Kendilerinin yanlış bir adım atmayacaklarını ifade eden Akdoğan, Çözüm Süreci'nin toplumsal destekle devam ettiğini vurguladı. Toplumsal desteğin, toplumun razı olduğu işleri yapmakla mümkün olabileceğini belirten Akdoğan, bu nedenle gizli kapaklı bir iş yapılamayacağını, milletin rıza göstermeyeceği bir işi kendilerinin yapmayacaklarını söyledi.
Ortada bir sorun olduğunun da görülmesi gerektiğini, 44 bin insanın hayatını kaybettiğini, yüz milyarlarca dolar ülke kaynağının heba olduğunu dile getiren Akdoğan, bu durumun toplumsal hayata yansıdığını, bazı siyasi partilerin o bölgelerde siyaset yapamadığını anlattı.
Akdoğan, şöyle konuştu:
"Peki bu Türkiye'nin bekası açısından doğru bir şey mi? 'Bölünüyor, bölünüyor' diyorlar. Bu anlayışla Türkiye bölünür. Biz buna izin vermeyiz. Oralarda biz siyaset yapıyoruz. Türkiye'nin bütünlüğünü sağlayan biziz. Kardeşlik projesi bu, kardeşliğimizi pekiştirmeye çalışıyoruz. İnsanlar birbirine farklı gözle bakmasın diye uğraşıyoruz. Biz bunun için uğraşırken, siz ne yapıyorsunuz, ne öneriyorsunuz? Önerdikleri şudur: Bu tam bir kandırmacadır, 'Her gün 500 tane vatan evladını şehit verelim, böyle idare edip gidelim bu meseleyi.' Biz mecbur muyuz arkadaş? Sen kendi çocuğunu mu gönderiyorsun. Milletin çocukları üzerinden böyle bir kandırmacaya biz müsamaha gösteremeyiz."

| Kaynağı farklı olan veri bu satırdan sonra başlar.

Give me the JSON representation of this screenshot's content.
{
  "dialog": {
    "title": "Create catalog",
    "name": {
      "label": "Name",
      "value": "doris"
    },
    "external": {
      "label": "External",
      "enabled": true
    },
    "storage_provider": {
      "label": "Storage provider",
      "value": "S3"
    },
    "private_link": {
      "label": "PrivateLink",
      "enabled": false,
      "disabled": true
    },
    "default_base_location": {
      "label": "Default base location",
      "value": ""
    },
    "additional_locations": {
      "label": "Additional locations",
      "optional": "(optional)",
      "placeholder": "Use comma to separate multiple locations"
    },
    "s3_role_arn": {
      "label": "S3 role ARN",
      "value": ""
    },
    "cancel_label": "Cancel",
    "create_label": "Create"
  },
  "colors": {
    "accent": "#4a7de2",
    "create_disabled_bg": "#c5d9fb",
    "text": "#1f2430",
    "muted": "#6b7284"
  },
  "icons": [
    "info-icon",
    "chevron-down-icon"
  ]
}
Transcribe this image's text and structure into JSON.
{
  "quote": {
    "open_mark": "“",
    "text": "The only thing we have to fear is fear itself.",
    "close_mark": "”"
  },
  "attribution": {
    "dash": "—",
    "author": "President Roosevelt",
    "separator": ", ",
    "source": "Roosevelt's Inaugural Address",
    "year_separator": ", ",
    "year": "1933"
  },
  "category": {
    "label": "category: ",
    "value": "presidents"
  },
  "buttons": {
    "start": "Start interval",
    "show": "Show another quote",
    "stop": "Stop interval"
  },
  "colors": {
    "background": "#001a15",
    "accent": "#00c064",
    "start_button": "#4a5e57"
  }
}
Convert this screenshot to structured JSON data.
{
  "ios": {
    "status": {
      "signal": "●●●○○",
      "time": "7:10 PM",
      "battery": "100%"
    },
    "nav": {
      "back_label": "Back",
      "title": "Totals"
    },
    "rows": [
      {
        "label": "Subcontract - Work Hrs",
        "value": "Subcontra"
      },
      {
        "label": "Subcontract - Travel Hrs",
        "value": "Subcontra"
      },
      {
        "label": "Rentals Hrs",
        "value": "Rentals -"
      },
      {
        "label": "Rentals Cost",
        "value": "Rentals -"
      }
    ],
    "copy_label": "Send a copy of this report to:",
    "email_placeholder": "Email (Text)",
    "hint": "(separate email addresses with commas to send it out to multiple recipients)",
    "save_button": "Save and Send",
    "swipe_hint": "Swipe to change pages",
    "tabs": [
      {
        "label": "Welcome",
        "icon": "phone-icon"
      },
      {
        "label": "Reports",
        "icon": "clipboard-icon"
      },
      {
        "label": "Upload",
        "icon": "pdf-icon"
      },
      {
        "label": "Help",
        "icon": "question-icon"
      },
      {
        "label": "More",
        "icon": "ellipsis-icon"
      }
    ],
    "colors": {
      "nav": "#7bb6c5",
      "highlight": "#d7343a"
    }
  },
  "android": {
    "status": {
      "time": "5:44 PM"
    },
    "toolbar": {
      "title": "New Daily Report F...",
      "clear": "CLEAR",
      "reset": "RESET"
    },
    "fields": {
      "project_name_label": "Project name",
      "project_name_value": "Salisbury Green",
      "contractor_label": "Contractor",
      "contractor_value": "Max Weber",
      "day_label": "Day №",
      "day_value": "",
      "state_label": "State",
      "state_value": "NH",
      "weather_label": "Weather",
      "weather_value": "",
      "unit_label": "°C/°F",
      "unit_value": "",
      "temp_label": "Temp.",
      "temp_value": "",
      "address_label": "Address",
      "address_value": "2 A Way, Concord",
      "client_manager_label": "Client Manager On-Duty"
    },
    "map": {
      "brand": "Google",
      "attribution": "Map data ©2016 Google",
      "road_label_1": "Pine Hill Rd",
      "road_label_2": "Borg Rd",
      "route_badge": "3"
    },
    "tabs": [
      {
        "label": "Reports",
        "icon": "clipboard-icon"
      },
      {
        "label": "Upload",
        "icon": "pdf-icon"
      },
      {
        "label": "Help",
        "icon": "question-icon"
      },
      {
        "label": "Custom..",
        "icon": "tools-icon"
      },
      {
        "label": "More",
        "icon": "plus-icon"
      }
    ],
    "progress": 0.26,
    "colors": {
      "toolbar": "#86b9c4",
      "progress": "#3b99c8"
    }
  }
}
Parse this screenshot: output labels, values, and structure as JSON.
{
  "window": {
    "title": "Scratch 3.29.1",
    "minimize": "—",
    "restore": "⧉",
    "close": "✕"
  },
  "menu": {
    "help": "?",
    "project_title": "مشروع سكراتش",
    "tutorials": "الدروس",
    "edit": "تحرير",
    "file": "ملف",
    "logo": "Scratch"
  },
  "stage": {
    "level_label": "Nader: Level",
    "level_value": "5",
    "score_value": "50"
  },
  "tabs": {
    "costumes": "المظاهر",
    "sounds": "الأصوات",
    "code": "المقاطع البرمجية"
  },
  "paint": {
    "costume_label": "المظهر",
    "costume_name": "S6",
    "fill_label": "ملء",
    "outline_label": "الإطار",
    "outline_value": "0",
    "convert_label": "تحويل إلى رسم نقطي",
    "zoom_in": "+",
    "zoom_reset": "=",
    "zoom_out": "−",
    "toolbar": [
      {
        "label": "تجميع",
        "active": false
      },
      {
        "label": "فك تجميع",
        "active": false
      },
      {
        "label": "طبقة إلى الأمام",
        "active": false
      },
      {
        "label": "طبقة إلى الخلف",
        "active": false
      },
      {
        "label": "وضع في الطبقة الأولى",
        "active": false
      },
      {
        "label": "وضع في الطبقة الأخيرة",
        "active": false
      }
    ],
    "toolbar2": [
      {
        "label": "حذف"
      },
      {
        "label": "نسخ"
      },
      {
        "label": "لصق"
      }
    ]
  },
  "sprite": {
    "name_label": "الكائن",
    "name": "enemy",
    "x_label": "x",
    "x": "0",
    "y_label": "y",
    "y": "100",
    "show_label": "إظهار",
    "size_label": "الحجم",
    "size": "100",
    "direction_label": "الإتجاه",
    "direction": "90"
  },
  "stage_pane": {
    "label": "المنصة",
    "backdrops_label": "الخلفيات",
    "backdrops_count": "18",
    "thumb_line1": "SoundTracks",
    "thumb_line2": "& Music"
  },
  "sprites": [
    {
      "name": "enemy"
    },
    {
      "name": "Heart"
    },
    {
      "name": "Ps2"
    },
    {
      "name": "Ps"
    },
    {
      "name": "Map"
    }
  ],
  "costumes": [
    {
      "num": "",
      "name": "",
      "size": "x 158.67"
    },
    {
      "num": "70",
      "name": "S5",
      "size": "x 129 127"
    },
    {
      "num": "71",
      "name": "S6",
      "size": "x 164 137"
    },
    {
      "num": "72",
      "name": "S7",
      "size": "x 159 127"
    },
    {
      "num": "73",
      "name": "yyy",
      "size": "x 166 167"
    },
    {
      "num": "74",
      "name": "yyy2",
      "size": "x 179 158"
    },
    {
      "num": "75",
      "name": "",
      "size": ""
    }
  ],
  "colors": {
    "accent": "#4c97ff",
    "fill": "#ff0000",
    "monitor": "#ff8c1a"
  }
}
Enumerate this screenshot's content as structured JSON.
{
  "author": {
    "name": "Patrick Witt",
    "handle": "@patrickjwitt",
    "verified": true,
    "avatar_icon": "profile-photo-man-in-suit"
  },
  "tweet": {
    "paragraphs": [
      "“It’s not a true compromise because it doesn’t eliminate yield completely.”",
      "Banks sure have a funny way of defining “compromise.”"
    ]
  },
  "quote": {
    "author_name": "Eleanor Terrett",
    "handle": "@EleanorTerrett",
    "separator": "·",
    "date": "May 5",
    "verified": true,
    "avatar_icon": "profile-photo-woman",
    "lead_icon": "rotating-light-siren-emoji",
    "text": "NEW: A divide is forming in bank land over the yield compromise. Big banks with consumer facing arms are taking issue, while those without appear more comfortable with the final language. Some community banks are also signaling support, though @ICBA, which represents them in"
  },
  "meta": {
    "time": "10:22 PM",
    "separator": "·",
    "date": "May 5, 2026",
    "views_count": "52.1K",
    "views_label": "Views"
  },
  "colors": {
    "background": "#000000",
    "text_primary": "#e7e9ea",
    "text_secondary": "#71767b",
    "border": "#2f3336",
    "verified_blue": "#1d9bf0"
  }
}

-"Muhalefet olsam bu süreci önemserim"
"Biraz da muhalefet tarafından bakalım. Muhalefetin Öcalan ve Kandil görüşmelerine kendilerince bir yorumları var. Siz muhalefet olsaydınız Öcalan ve Kandil görüşmelerini nasıl yorumlardınız" sorusu üzerine Akdoğan, kendilerinin başından bu yana hep çağrı yaptıklarını, muhalefetin hep kapıları kapattığını söyledi.
Burada sağlıklı bir diyalog kuramadıklarını dile getiren Akdoğan, daha sonra Meclis'te bir komisyon kurduklarını, CHP ve MHP'nin buraya üye vermediğini anlattı.
Akdoğan, şu ifadeleri kullandı:
"Burada, siz bir şey yapmak istiyorsanız, bir fikriniz varsa bu konuyla ilgili bir projeniz, bunu ortaya atarsınız, getirirsiniz bizimle görüşürsünüz, bize söylersiniz, yanlış gördüğünüz bir şey varsa veya bir projeniz varsa. Bunu yapmıyorsunuz. Meclis'te komisyon kuruyoruz, katılmıyorsunuz. Sadece hariçten gazel okuyorsunuz, 'O olmaz, bu olmaz.' Böyle bir muhalefet anlayışı olmaz. Bu süreç önemli bir süreçtir. 'Bu süreç olmamalı' demek bir siyaset tarzı değil. Ben muhalefet olsam bu süreci önemserim. Burada bir şey yapılmaya çalışılıyor, onun parçası olmaya çalışırım. Komisyonlara üye veririm, gelirim, projemi söylerim, fikirlerimi söylerim. Teması, köprüleri atmam. Ama bugün köprüleri tamamen havaya uçurdular, temas kurulamıyor. Atmam, anlamaya çalışırım, ne oluyor, ne yapılıyor? Diyalog kurmazsan, komisyona girmezsen, bir proje geliştirmezsen, bir fikrin olmazsa burada hiçbir şey yapamazsın. Burada sorun, bu fikirsizliktir."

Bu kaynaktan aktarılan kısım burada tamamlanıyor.